EXEC Stage.SwitchData @TableName = ‘TableName’

EXEC Stage.PurgeData @TableName = ‘SchemaName.TableName’,@LastRowsExtracted=’NumberOfRowsToPurge’

Note that the @LastROwsExtracted parameter is a safeguard parameter to make sure that we know how many rows we will purge as the truncation is performed instantaneously. On my ETL package, I usually set up the parameter with the number of rows that I extracted first. This way, I make sure that I purge a matching number. However, if you just purge your data without extracting, you can just count (ideally by using sp_spaceused to do it faster) what is on the staging table and then purge the data using the sproc.
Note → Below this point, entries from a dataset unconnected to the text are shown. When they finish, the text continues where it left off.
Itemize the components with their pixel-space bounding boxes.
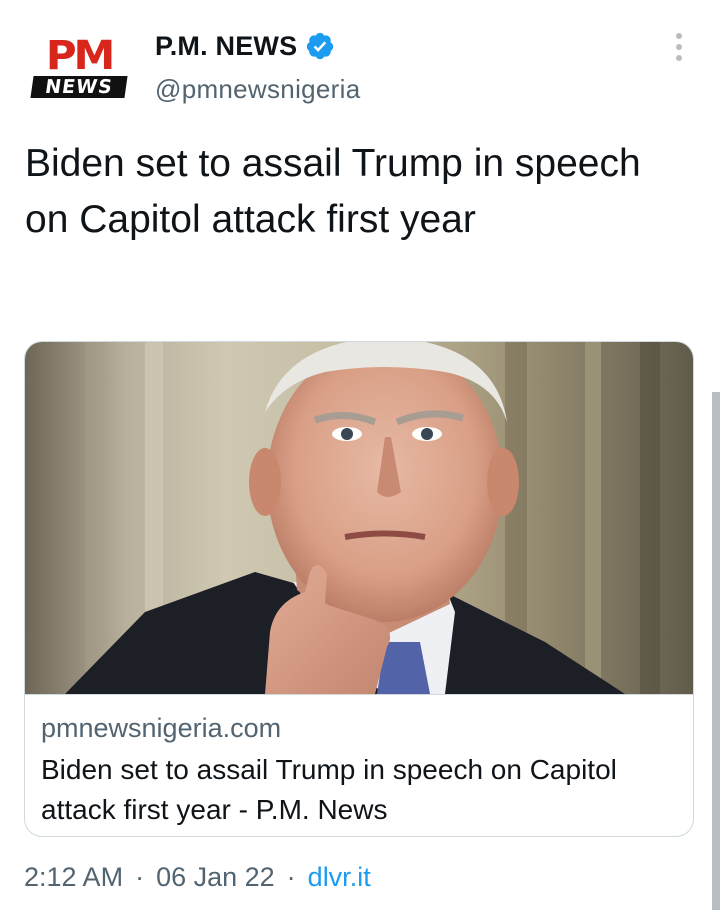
tweet-text: Biden set to assail Trump in speech on C… [25, 142, 641, 241]
more-vertical-icon[interactable] [664, 30, 694, 64]
tweet-source-link[interactable]: dlvr.it [308, 862, 371, 893]
link-card[interactable]: pmnewsnigeria.com Biden set to assail Tr… [24, 341, 694, 837]
tweet-date[interactable]: 06 Jan 22 [156, 862, 275, 893]
verified-badge-icon [305, 31, 335, 61]
card-domain: pmnewsnigeria.com [41, 713, 282, 743]
card-info[interactable]: pmnewsnigeria.com Biden set to assail Tr… [25, 694, 693, 836]
tweet: PM NEWS P.M. NEWS @pmnewsnigeria Biden s… [0, 0, 720, 910]
scrollbar[interactable] [712, 392, 720, 910]
tweet-time[interactable]: 2:12 AM [24, 862, 123, 893]
logo-news-text: NEWS [30, 76, 128, 98]
display-name[interactable]: P.M. NEWS [155, 31, 297, 62]
card-image[interactable] [25, 342, 693, 694]
avatar[interactable]: PM NEWS [30, 36, 130, 100]
meta-separator: · [286, 862, 296, 892]
handle[interactable]: @pmnewsnigeria [155, 74, 360, 105]
tweet-meta: 2:12 AM · 06 Jan 22 · dlvr.it [24, 862, 371, 893]
logo-pm-text: PM [45, 33, 115, 79]
meta-separator: · [135, 862, 145, 892]
card-title: Biden set to assail Trump in speech on C… [41, 754, 617, 825]
display-name-row[interactable]: P.M. NEWS [155, 27, 335, 65]
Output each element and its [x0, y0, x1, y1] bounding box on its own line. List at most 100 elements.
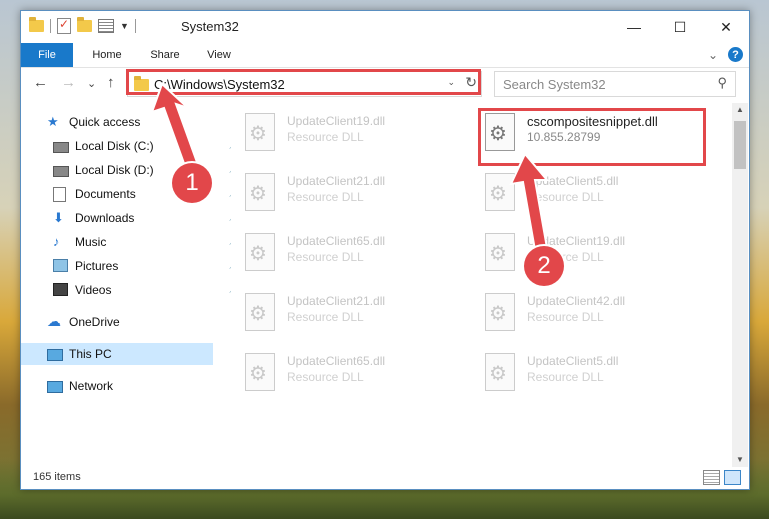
file-name: UpdateClient5.dll — [527, 354, 619, 368]
view-buttons — [703, 470, 741, 485]
new-folder-icon[interactable] — [77, 17, 92, 32]
drive-icon — [53, 166, 69, 177]
dll-file-icon: ⚙ — [485, 293, 515, 331]
callout-arrow-2 — [509, 152, 550, 252]
star-icon: ★ — [47, 114, 59, 129]
file-item[interactable]: ⚙ UpdateClient65.dll Resource DLL — [239, 227, 459, 277]
tab-file[interactable]: File — [21, 43, 73, 67]
dll-file-icon: ⚙ — [245, 233, 275, 271]
file-item[interactable]: ⚙ UpdateClient19.dll Resource DLL — [239, 107, 459, 157]
sidebar-item-videos[interactable]: Videos 📌 — [21, 279, 249, 301]
sidebar-item-this-pc[interactable]: This PC — [21, 343, 213, 365]
status-bar: 165 items — [21, 467, 749, 489]
file-name: UpdateClient65.dll — [287, 234, 386, 248]
file-type: Resource DLL — [287, 130, 364, 144]
music-icon: ♪ — [53, 234, 60, 249]
file-item[interactable]: ⚙ UpdateClient5.dll Resource DLL — [479, 347, 699, 397]
large-icons-view-icon[interactable] — [724, 470, 741, 485]
file-name: UpdateClient42.dll — [527, 294, 626, 308]
scroll-thumb[interactable] — [734, 121, 746, 169]
file-item[interactable]: ⚙ UpdateClient21.dll Resource DLL — [239, 167, 459, 217]
tab-home[interactable]: Home — [81, 43, 133, 67]
customize-icon[interactable] — [98, 19, 114, 33]
sidebar-item-label: Local Disk (C:) — [75, 139, 154, 153]
file-name: UpdateClient21.dll — [287, 294, 386, 308]
sidebar-item-music[interactable]: ♪ Music 📌 — [21, 231, 249, 253]
dll-file-icon: ⚙ — [485, 353, 515, 391]
scroll-up-icon[interactable]: ▲ — [732, 103, 748, 117]
quick-access-toolbar: ▼ — [29, 17, 136, 34]
file-type: Resource DLL — [287, 250, 364, 264]
recent-locations-chevron-icon[interactable]: ⌄ — [87, 77, 96, 90]
forward-arrow-icon[interactable]: → — [61, 74, 76, 91]
vertical-scrollbar[interactable]: ▲ ▼ — [732, 103, 748, 467]
callout-badge-1: 1 — [172, 163, 212, 203]
minimize-button[interactable]: — — [611, 11, 657, 43]
ribbon-tabs: File Home Share View ⌄ ? — [21, 43, 749, 68]
search-placeholder: Search System32 — [503, 77, 606, 92]
window-title: System32 — [181, 19, 239, 34]
sidebar-item-downloads[interactable]: ⬇ Downloads 📌 — [21, 207, 249, 229]
sidebar-item-label: OneDrive — [69, 315, 120, 329]
folder-icon — [29, 17, 44, 32]
address-row: ← → ⌄ ↑ C:\Windows\System32 ⌄ ↻ Search S… — [21, 68, 749, 100]
file-name: UpdateClient21.dll — [287, 174, 386, 188]
ribbon-right: ⌄ ? — [708, 47, 743, 62]
title-bar: ▼ System32 — ☐ ✕ — [21, 11, 749, 43]
back-arrow-icon[interactable]: ← — [33, 74, 48, 91]
videos-icon — [53, 283, 68, 296]
pictures-icon — [53, 259, 68, 272]
callout-badge-2: 2 — [524, 246, 564, 286]
properties-check-icon[interactable] — [57, 17, 71, 34]
dll-file-icon: ⚙ — [245, 353, 275, 391]
sidebar-item-label: Pictures — [75, 259, 119, 273]
expand-ribbon-chevron-icon[interactable]: ⌄ — [708, 48, 718, 62]
sidebar-item-label: Videos — [75, 283, 112, 297]
close-button[interactable]: ✕ — [703, 11, 749, 43]
search-input[interactable]: Search System32 ⚲ — [494, 71, 736, 97]
sidebar-item-label: Network — [69, 379, 114, 393]
sidebar-item-label: Music — [75, 235, 107, 249]
pc-icon — [47, 349, 63, 361]
file-item[interactable]: ⚙ UpdateClient65.dll Resource DLL — [239, 347, 459, 397]
sidebar-item-label: Documents — [75, 187, 136, 201]
file-item[interactable]: ⚙ UpdateClient21.dll Resource DLL — [239, 287, 459, 337]
file-item[interactable]: ⚙ UpdateClient42.dll Resource DLL — [479, 287, 699, 337]
sidebar-item-label: Downloads — [75, 211, 135, 225]
tab-view[interactable]: View — [197, 43, 241, 67]
downloads-icon: ⬇ — [53, 210, 64, 225]
window-controls: — ☐ ✕ — [611, 11, 749, 43]
up-arrow-icon[interactable]: ↑ — [107, 74, 115, 91]
details-view-icon[interactable] — [703, 470, 720, 485]
sidebar-item-label: Local Disk (D:) — [75, 163, 154, 177]
file-type: Resource DLL — [287, 310, 364, 324]
help-icon[interactable]: ? — [728, 47, 743, 62]
file-type: Resource DLL — [287, 370, 364, 384]
sidebar-item-onedrive[interactable]: ☁ OneDrive — [21, 311, 243, 333]
search-icon: ⚲ — [717, 75, 727, 90]
sidebar-item-network[interactable]: Network — [21, 375, 243, 397]
divider — [134, 19, 136, 33]
scroll-down-icon[interactable]: ▼ — [732, 453, 748, 467]
sidebar-item-label: Quick access — [69, 115, 141, 129]
chevron-down-icon[interactable]: ▼ — [120, 21, 129, 31]
drive-icon — [53, 142, 69, 153]
sidebar-item-pictures[interactable]: Pictures 📌 — [21, 255, 249, 277]
file-type: Resource DLL — [527, 310, 604, 324]
dll-file-icon: ⚙ — [245, 113, 275, 151]
file-name: UpdateClient65.dll — [287, 354, 386, 368]
maximize-button[interactable]: ☐ — [657, 11, 703, 43]
sidebar-item-label: This PC — [69, 347, 112, 361]
dll-file-icon: ⚙ — [245, 293, 275, 331]
onedrive-icon: ☁ — [47, 313, 61, 329]
file-type: Resource DLL — [527, 370, 604, 384]
tab-share[interactable]: Share — [141, 43, 189, 67]
file-type: Resource DLL — [287, 190, 364, 204]
dll-file-icon: ⚙ — [245, 173, 275, 211]
documents-icon — [53, 187, 66, 202]
file-name: UpdateClient19.dll — [287, 114, 386, 128]
divider — [50, 19, 51, 33]
network-icon — [47, 381, 63, 393]
item-count: 165 items — [33, 471, 81, 483]
file-explorer-window: ▼ System32 — ☐ ✕ File Home Share View ⌄ … — [20, 10, 750, 490]
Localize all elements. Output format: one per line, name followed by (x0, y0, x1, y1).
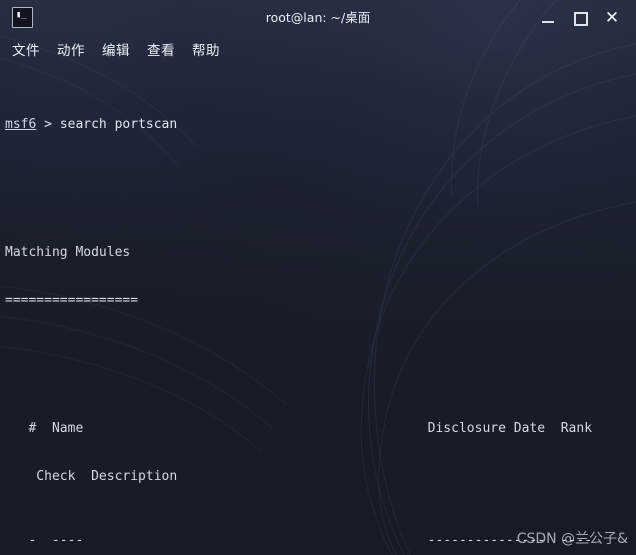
prompt-line: msf6 > search portscan (5, 117, 636, 133)
table-header-gap (83, 421, 427, 436)
menu-item-edit[interactable]: 编辑 (102, 39, 130, 59)
menu-item-help[interactable]: 帮助 (192, 39, 220, 59)
table-header-row-2: Check Description (5, 469, 178, 484)
menu-item-view[interactable]: 查看 (147, 39, 175, 59)
prompt-shell: msf6 (5, 117, 37, 132)
title-bar: ▮_ root@lan: ~/桌面 ✕ (0, 0, 636, 35)
table-header-left: # Name (5, 421, 84, 436)
minimize-button[interactable] (540, 10, 556, 26)
close-icon[interactable]: ✕ (604, 9, 620, 26)
window-controls: ✕ (540, 9, 630, 26)
prompt-separator: > (36, 117, 60, 132)
menu-item-actions[interactable]: 动作 (57, 39, 85, 59)
table-rule-left: - ---- (5, 533, 84, 548)
watermark: CSDN @兰公子& (516, 531, 628, 547)
terminal-window: ▮_ root@lan: ~/桌面 ✕ 文件 动作 编辑 查看 帮助 msf6 … (0, 0, 636, 555)
menu-item-file[interactable]: 文件 (12, 39, 40, 59)
menu-bar: 文件 动作 编辑 查看 帮助 (0, 35, 636, 63)
table-header-right: Disclosure Date Rank (427, 421, 593, 436)
section-title: Matching Modules (5, 245, 131, 260)
maximize-button[interactable] (572, 10, 588, 26)
terminal-icon: ▮_ (12, 7, 33, 28)
table-rule-gap (83, 533, 427, 548)
terminal-output[interactable]: msf6 > search portscan Matching Modules … (0, 63, 636, 555)
terminal-icon-glyph: ▮_ (16, 10, 27, 20)
prompt-command: search portscan (59, 117, 178, 132)
table-header-row-1: # Name Disclosure Date Rank (5, 421, 636, 437)
section-rule: ================= (5, 293, 139, 308)
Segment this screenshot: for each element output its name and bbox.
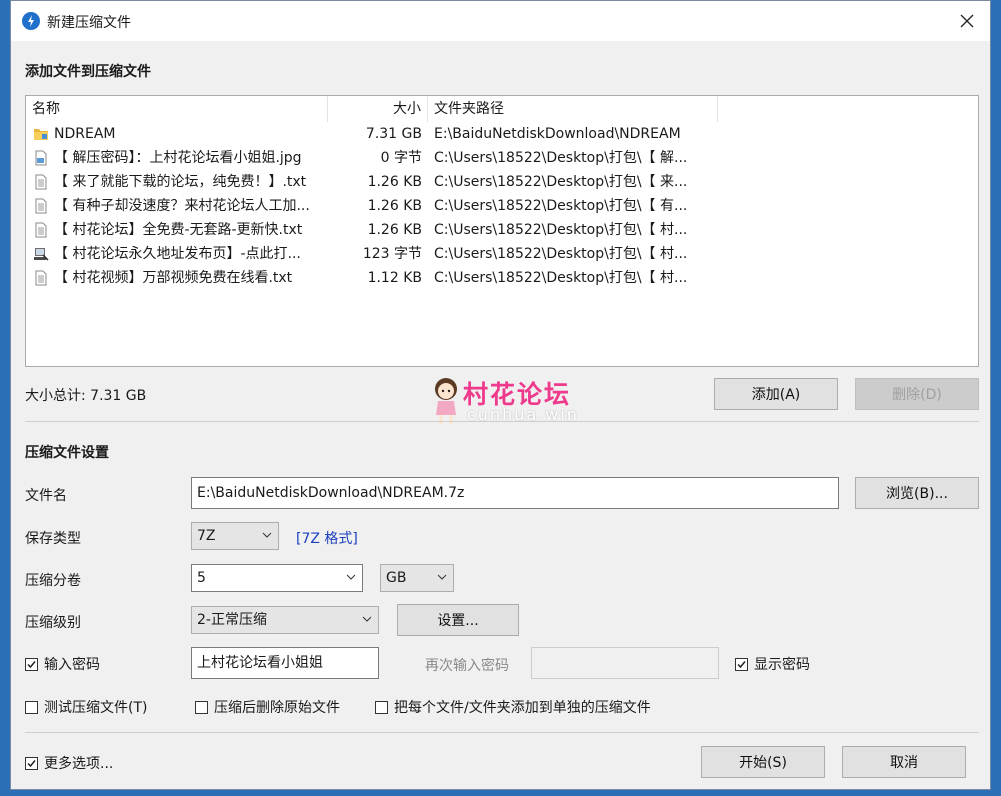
file-size: 0 字节 <box>380 150 422 166</box>
total-size: 大小总计: 7.31 GB <box>25 388 147 404</box>
settings-section-title: 压缩文件设置 <box>25 445 109 461</box>
save-type-label: 保存类型 <box>25 531 81 547</box>
more-options-checkbox[interactable]: 更多选项... <box>25 753 113 773</box>
test-archive-label: 测试压缩文件(T) <box>44 700 148 716</box>
file-name: 【 解压密码】：上村花论坛看小姐姐.jpg <box>54 150 302 166</box>
window-title: 新建压缩文件 <box>47 15 131 31</box>
start-button[interactable]: 开始(S) <box>701 746 825 778</box>
girl-mascot-icon <box>435 378 457 424</box>
add-button[interactable]: 添加(A) <box>714 378 838 410</box>
file-name: 【 村花论坛永久地址发布页】-点此打... <box>54 246 301 262</box>
file-list[interactable]: 名称 大小 文件夹路径 NDREAM 7.31 GB E:\BaiduNetdi… <box>25 95 979 367</box>
checkbox-unchecked <box>375 700 388 714</box>
file-row[interactable]: 【 来了就能下载的论坛，纯免费！】.txt 1.26 KB C:\Users\1… <box>26 170 978 194</box>
split-unit-value: GB <box>386 570 407 586</box>
chevron-down-icon <box>437 574 447 580</box>
file-row[interactable]: 【 解压密码】：上村花论坛看小姐姐.jpg 0 字节 C:\Users\1852… <box>26 146 978 170</box>
split-size-select[interactable]: 5 <box>191 564 363 592</box>
divider <box>25 421 979 422</box>
browse-button[interactable]: 浏览(B)... <box>855 477 979 509</box>
chevron-down-icon <box>362 616 372 622</box>
password-checkbox-label: 输入密码 <box>44 657 100 673</box>
save-type-select[interactable]: 7Z <box>191 522 279 550</box>
checkbox-checked <box>735 657 748 671</box>
column-header-size[interactable]: 大小 <box>328 96 428 122</box>
checkbox-unchecked <box>25 700 38 714</box>
close-button[interactable] <box>944 1 990 41</box>
file-size: 7.31 GB <box>365 126 422 142</box>
level-settings-button[interactable]: 设置... <box>397 604 519 636</box>
delete-after-checkbox[interactable]: 压缩后删除原始文件 <box>195 697 340 717</box>
test-archive-checkbox[interactable]: 测试压缩文件(T) <box>25 697 147 717</box>
reenter-password-label: 再次输入密码 <box>425 658 509 674</box>
new-archive-dialog: 新建压缩文件 添加文件到压缩文件 名称 大小 文件夹路径 NDREAM 7.31… <box>10 0 991 790</box>
file-name: NDREAM <box>54 126 116 142</box>
delete-button[interactable]: 删除(D) <box>855 378 979 410</box>
file-size: 1.26 KB <box>367 198 422 214</box>
delete-after-label: 压缩后删除原始文件 <box>214 700 340 716</box>
file-path: C:\Users\18522\Desktop\打包\【 来... <box>434 174 688 190</box>
file-path: E:\BaiduNetdiskDownload\NDREAM <box>434 126 681 142</box>
file-path: C:\Users\18522\Desktop\打包\【 村... <box>434 246 688 262</box>
column-header-name[interactable]: 名称 <box>26 96 328 122</box>
file-path: C:\Users\18522\Desktop\打包\【 解... <box>434 150 688 166</box>
file-row[interactable]: 【 村花视频】万部视频免费在线看.txt 1.12 KB C:\Users\18… <box>26 266 978 290</box>
checkbox-checked <box>25 756 38 770</box>
split-label: 压缩分卷 <box>25 573 81 589</box>
save-type-value: 7Z <box>197 528 216 544</box>
show-password-label: 显示密码 <box>754 657 810 673</box>
file-row[interactable]: 【 有种子却没速度？来村花论坛人工加... 1.26 KB C:\Users\1… <box>26 194 978 218</box>
checkbox-checked <box>25 657 38 671</box>
file-row[interactable]: 【 村花论坛】全免费-无套路-更新快.txt 1.26 KB C:\Users\… <box>26 218 978 242</box>
title-bar: 新建压缩文件 <box>11 1 990 41</box>
file-size: 1.26 KB <box>367 174 422 190</box>
bandizip-icon <box>22 12 40 30</box>
file-name: 【 村花论坛】全免费-无套路-更新快.txt <box>54 222 303 238</box>
file-list-header: 名称 大小 文件夹路径 <box>26 96 978 122</box>
more-options-label: 更多选项... <box>44 756 114 772</box>
level-select[interactable]: 2-正常压缩 <box>191 606 379 634</box>
file-path: C:\Users\18522\Desktop\打包\【 有... <box>434 198 688 214</box>
filename-label: 文件名 <box>25 488 67 504</box>
file-name: 【 有种子却没速度？来村花论坛人工加... <box>54 198 310 214</box>
split-size-value: 5 <box>197 570 206 586</box>
file-path: C:\Users\18522\Desktop\打包\【 村... <box>434 222 688 238</box>
filename-input[interactable]: E:\BaiduNetdiskDownload\NDREAM.7z <box>191 477 839 509</box>
file-row[interactable]: NDREAM 7.31 GB E:\BaiduNetdiskDownload\N… <box>26 122 978 146</box>
file-size: 123 字节 <box>362 246 422 262</box>
chevron-down-icon <box>262 532 272 538</box>
checkbox-unchecked <box>195 700 208 714</box>
column-header-path[interactable]: 文件夹路径 <box>428 96 718 122</box>
files-section-title: 添加文件到压缩文件 <box>25 64 151 80</box>
file-name: 【 来了就能下载的论坛，纯免费！】.txt <box>54 174 307 190</box>
file-row[interactable]: 【 村花论坛永久地址发布页】-点此打... 123 字节 C:\Users\18… <box>26 242 978 266</box>
chevron-down-icon <box>346 574 356 580</box>
each-separate-label: 把每个文件/文件夹添加到单独的压缩文件 <box>394 700 651 716</box>
level-label: 压缩级别 <box>25 615 81 631</box>
each-separate-checkbox[interactable]: 把每个文件/文件夹添加到单独的压缩文件 <box>375 697 651 717</box>
format-link[interactable]: [7Z 格式] <box>296 528 358 548</box>
file-path: C:\Users\18522\Desktop\打包\【 村... <box>434 270 688 286</box>
close-icon <box>960 14 974 28</box>
password-checkbox[interactable]: 输入密码 <box>25 654 100 674</box>
file-name: 【 村花视频】万部视频免费在线看.txt <box>54 270 293 286</box>
divider <box>25 732 979 733</box>
reenter-password-input[interactable] <box>531 647 719 679</box>
cancel-button[interactable]: 取消 <box>842 746 966 778</box>
file-size: 1.12 KB <box>367 270 422 286</box>
file-size: 1.26 KB <box>367 222 422 238</box>
show-password-checkbox[interactable]: 显示密码 <box>735 654 810 674</box>
split-unit-select[interactable]: GB <box>380 564 454 592</box>
password-input[interactable]: 上村花论坛看小姐姐 <box>191 647 379 679</box>
level-value: 2-正常压缩 <box>197 612 267 628</box>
But if you are confident, you do not need to use the dynamic stored procedure and just truncate the table directly (if FKs are disabled if any exists).

The main advantages of this technique:

  1. speed: this is instantaneous
  2. less lock: the lock is very short and painless
  3. Rollback: you can rollback the switch out very easily and fast, as long as you created all the indexes and the exact same structure on the staging table.
  4. No maintenance on the partition scheme/function: there are only 12 months in a year and this will stay like this forever. Try to keep the rolling partition scheme like this: dayofmonth, quarterofyear, month, week, etc… All those numbers have very limited amount of partitions and you will not need any splitting of partitions nor creating what we called sandwich partitions.
  5. Add performance in the mix: you can add performance by setting the different partitions to different filegroup and therefore different disk arrays, improving selects on mulitple partitions (if you were to keep multiple months in our case intead of one).

The main disadvantages of this technique:

  1. Complicated: it is a bit more complicated than the DELETE technique.
  2. Maintenance: if you change the structure of the primary table, as adding a field or changing the datatype or adding an index, you need to do the same on the staging table.
  3. Need at least the standard edition: data partition was an entreprise edition feature and then became a standard edition after 2016. If you use a different edition than Standard and Enterprise, you might not be able to use the feature.